I've been a fan of Gail Tverberg's stuff since I first came across it on the late Oil Drum. Gail is not an oil expert, she's an actuary, she specialises in statistics and data and demographics and she sees stuff that most of us miss.
Like this little ball of dynamite from Syria
Syria’s oil production is dropping. The drop between 1996 and 2010 reflects primarily the effect of depletion. The especially steep drop in the last two years reflects the disruption of civil war and international sanctions, in addition to the effect of depletion.
When oil exports drop, the government finds itself suddenly less able to pay for programs that people have been expecting, such as food subsidies and new irrigation programs to support agriculture. If revenue from oil exports is sufficient, desalination of sea water is even a possibility. In Syria, wheat prices doubled between 2010 and 2011, for a combination of reasons, including drought and a cutback in subsidies. When basic commodities become too high priced, citizens tend to become very unhappy with the status quo. Civil war is not unlikely. Thus, oil depletion is likely a significant contributor to the current unrest.
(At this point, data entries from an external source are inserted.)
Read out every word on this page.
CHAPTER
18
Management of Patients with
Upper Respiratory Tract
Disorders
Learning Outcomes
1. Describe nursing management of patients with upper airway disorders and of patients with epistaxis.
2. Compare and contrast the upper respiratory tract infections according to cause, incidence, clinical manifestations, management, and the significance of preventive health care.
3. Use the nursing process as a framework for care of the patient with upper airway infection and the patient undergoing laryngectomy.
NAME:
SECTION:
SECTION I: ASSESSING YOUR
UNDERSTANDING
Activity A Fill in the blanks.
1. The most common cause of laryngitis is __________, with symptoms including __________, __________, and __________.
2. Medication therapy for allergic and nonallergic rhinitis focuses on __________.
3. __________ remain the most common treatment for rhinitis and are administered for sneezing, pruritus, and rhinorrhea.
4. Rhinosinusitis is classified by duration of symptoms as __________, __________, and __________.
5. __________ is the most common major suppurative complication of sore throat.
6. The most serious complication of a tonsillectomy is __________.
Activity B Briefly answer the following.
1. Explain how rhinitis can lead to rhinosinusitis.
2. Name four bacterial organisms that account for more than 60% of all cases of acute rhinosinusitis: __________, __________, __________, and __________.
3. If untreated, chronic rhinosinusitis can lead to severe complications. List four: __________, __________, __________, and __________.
In 30 years, Syria's population nearly trebled but its ability to provide for that population has been shrinking for exactly half of that time. That makes reral sense as a driver of unrest and civil war.
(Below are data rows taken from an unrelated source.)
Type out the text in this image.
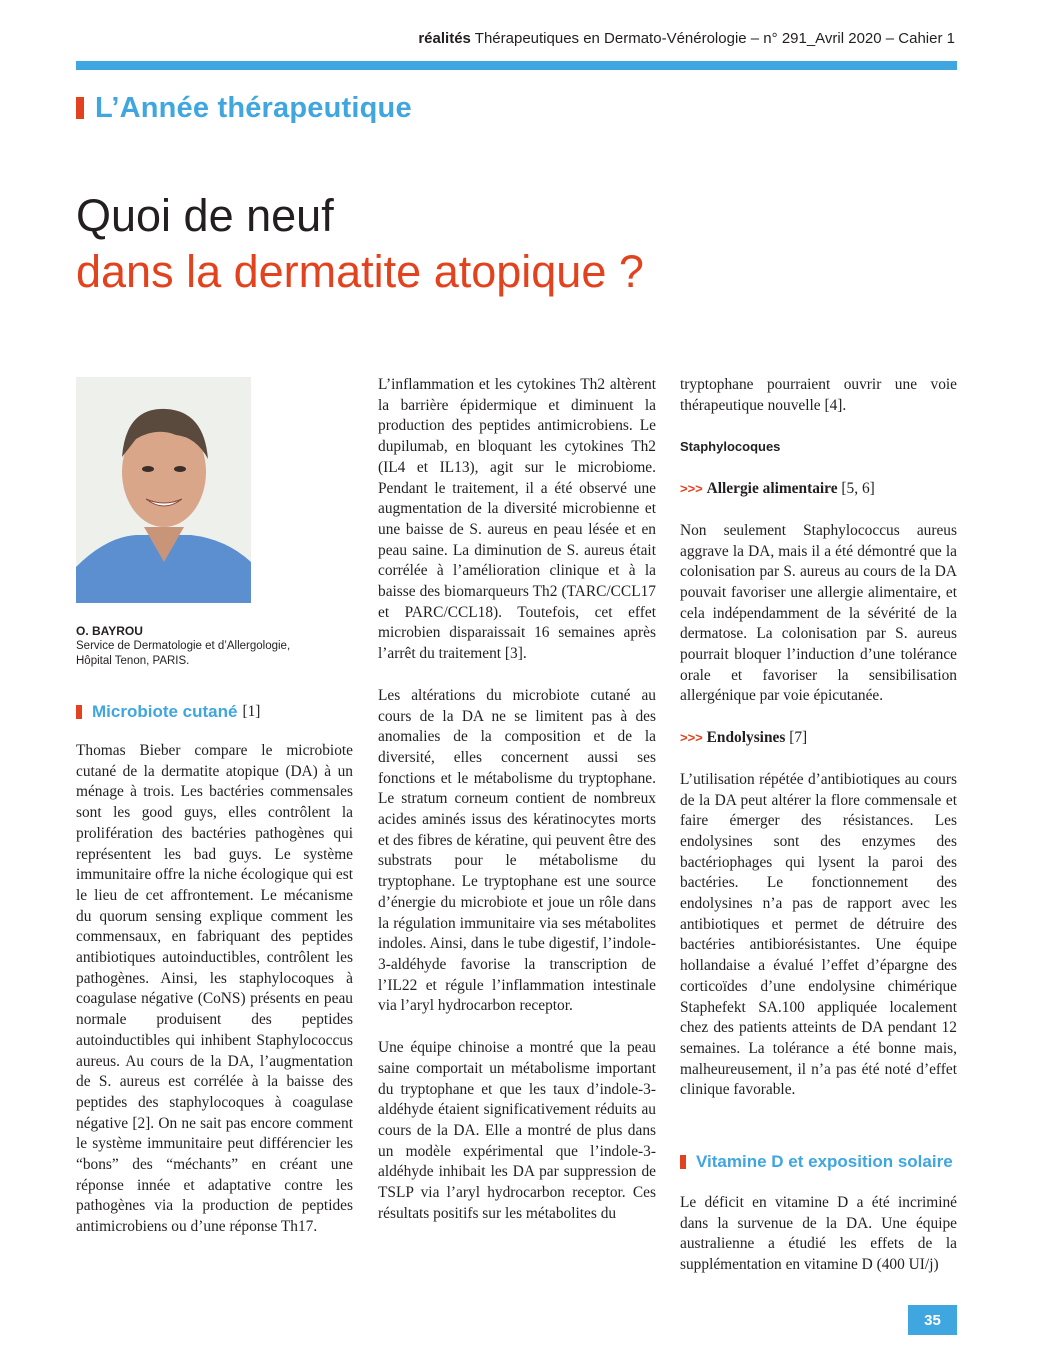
réalités Thérapeutiques en Dermato-Vénérologie – n° 291_Avril 2020 – Cahier 1
L’Année thérapeutique
Quoi de neuf
dans la dermatite atopique ?
O. BAYROU
Service de Dermatologie et d’Allergologie,
Hôpital Tenon, PARIS.
Microbiote cutané [1]

Thomas Bieber compare le microbiote cutané de la dermatite atopique (DA) à un ménage à trois. Les bactéries commensales sont les good guys, elles contrôlent la prolifération des bactéries pathogènes qui représentent les bad guys. Le système immunitaire offre la niche écologique qui est le lieu de cet affrontement. Le mécanisme du quorum sensing explique comment les commensaux, en fabriquant des peptides antibiotiques autoinductibles, contrôlent les pathogènes. Ainsi, les staphylocoques à coagulase négative (CoNS) présents en peau normale produisent des peptides autoinductibles qui inhibent Staphylococcus aureus. Au cours de la DA, l’augmentation de S. aureus est corrélée à la baisse des peptides des staphylocoques à coagulase négative [2]. On ne sait pas encore comment le système immunitaire peut différencier les “bons” des “méchants” en créant une réponse innée et adaptative contre les pathogènes via la production de peptides antimicrobiens ou d’une réponse Th17.

L’inflammation et les cytokines Th2 altèrent la barrière épidermique et diminuent la production des peptides antimicrobiens. Le dupilumab, en bloquant les cytokines Th2 (IL4 et IL13), agit sur le microbiome. Pendant le traitement, il a été observé une augmentation de la diversité microbienne et une baisse de S. aureus en peau lésée et en peau saine. La diminution de S. aureus était corrélée à l’amélioration clinique et à la baisse des biomarqueurs Th2 (TARC/CCL17 et PARC/CCL18). Toutefois, cet effet microbien disparaissait 16 semaines après l’arrêt du traitement [3].

Les altérations du microbiote cutané au cours de la DA ne se limitent pas à des anomalies de la composition et de la diversité, elles concernent aussi ses fonctions et le métabolisme du tryptophane. Le stratum corneum contient de nombreux acides aminés issus des kératinocytes morts et des fibres de kératine, qui peuvent être des substrats pour le métabolisme du tryptophane. Le tryptophane est une source d’énergie du microbiote et joue un rôle dans la régulation immunitaire via ses métabolites indoles. Ainsi, dans le tube digestif, l’indole-3-aldéhyde favorise la transcription de l’IL22 et régule l’inflammation intestinale via l’aryl hydrocarbon receptor.

Une équipe chinoise a montré que la peau saine comportait un métabolisme important du tryptophane et que les taux d’indole-3-aldéhyde étaient significativement réduits au cours de la DA. Elle a montré de plus dans un modèle expérimental que l’indole-3-aldéhyde inhibait les DA par suppression de TSLP via l’aryl hydrocarbon receptor. Ces résultats positifs sur les métabolites du

tryptophane pourraient ouvrir une voie thérapeutique nouvelle [4].

Staphylocoques
>>> Allergie alimentaire [5, 6]

Non seulement Staphylococcus aureus aggrave la DA, mais il a été démontré que la colonisation par S. aureus au cours de la DA pouvait favoriser une allergie alimentaire, et cela indépendamment de la sévérité de la dermatose. La colonisation par S. aureus pourrait bloquer l’induction d’une tolérance orale et favoriser la sensibilisation allergénique par voie épicutanée.

>>> Endolysines [7]

L’utilisation répétée d’antibiotiques au cours de la DA peut altérer la flore commensale et faire émerger des résistances. Les endolysines sont des enzymes des bactériophages qui lysent la paroi des bactéries. Le fonctionnement des endolysines n’a pas de rapport avec les antibiotiques et permet de détruire des bactéries antibiorésistantes. Une équipe hollandaise a évalué l’effet d’épargne des corticoïdes d’une endolysine chimérique Staphefekt SA.100 appliquée localement chez des patients atteints de DA pendant 12 semaines. La tolérance a été bonne mais, malheureusement, il n’a pas été noté d’effet clinique favorable.

Vitamine D et exposition solaire

Le déficit en vitamine D a été incriminé dans la survenue de la DA. Une équipe australienne a étudié les effets de la supplémentation en vitamine D (400 UI/j)

35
Further down the piece she applies the same analysis to Egypt and Yemen and Saudi Arabia. In February 2004 I posted a piece (Now apparently missing from the blog) called "Did we just go over the hump" about why I thought we had reach global peak oil as Saudi Arabia gave all the political signs of no longer being able to pump the stuff at will.
I've had no reason since then to change my opinion and endless yapping about fracking being a game changer etc is just that; you don't spend billions squeezing out every last drop if you could spend millions to get buckets-full.
Oh, and Norway is about to get a right wing government in part because they have been able to blame the current one for "wasting the oil opportunity", just as the UK did in the 80's.
In every case, countries that find significant oil piss away the opportunity, they talk and act as if this finite resource is unlimited and time after time, within a single lifetime, it proves not to be the case. But apparently we have zero ability to learn from the mistakes of others, we have to do it all over again for ourselves.
And then we refuse to acept the reality so we elect fantasists, our own current shower of "not quite-free market" true believers, now in Australia, and Norway and so on. We elect "conservatives" because, having changed everything about the way we live, we suddenly don't want to change away from the good times and we are suckered into believing that they can, somehow, magically as it happens, be prolonged forever.
They can't. We are living through the early phase of how that "can't" turns into "didn't". And if you aren't, right now, taking substantive action to wrap up, you will be naked in the cold; probably praying for more global warming.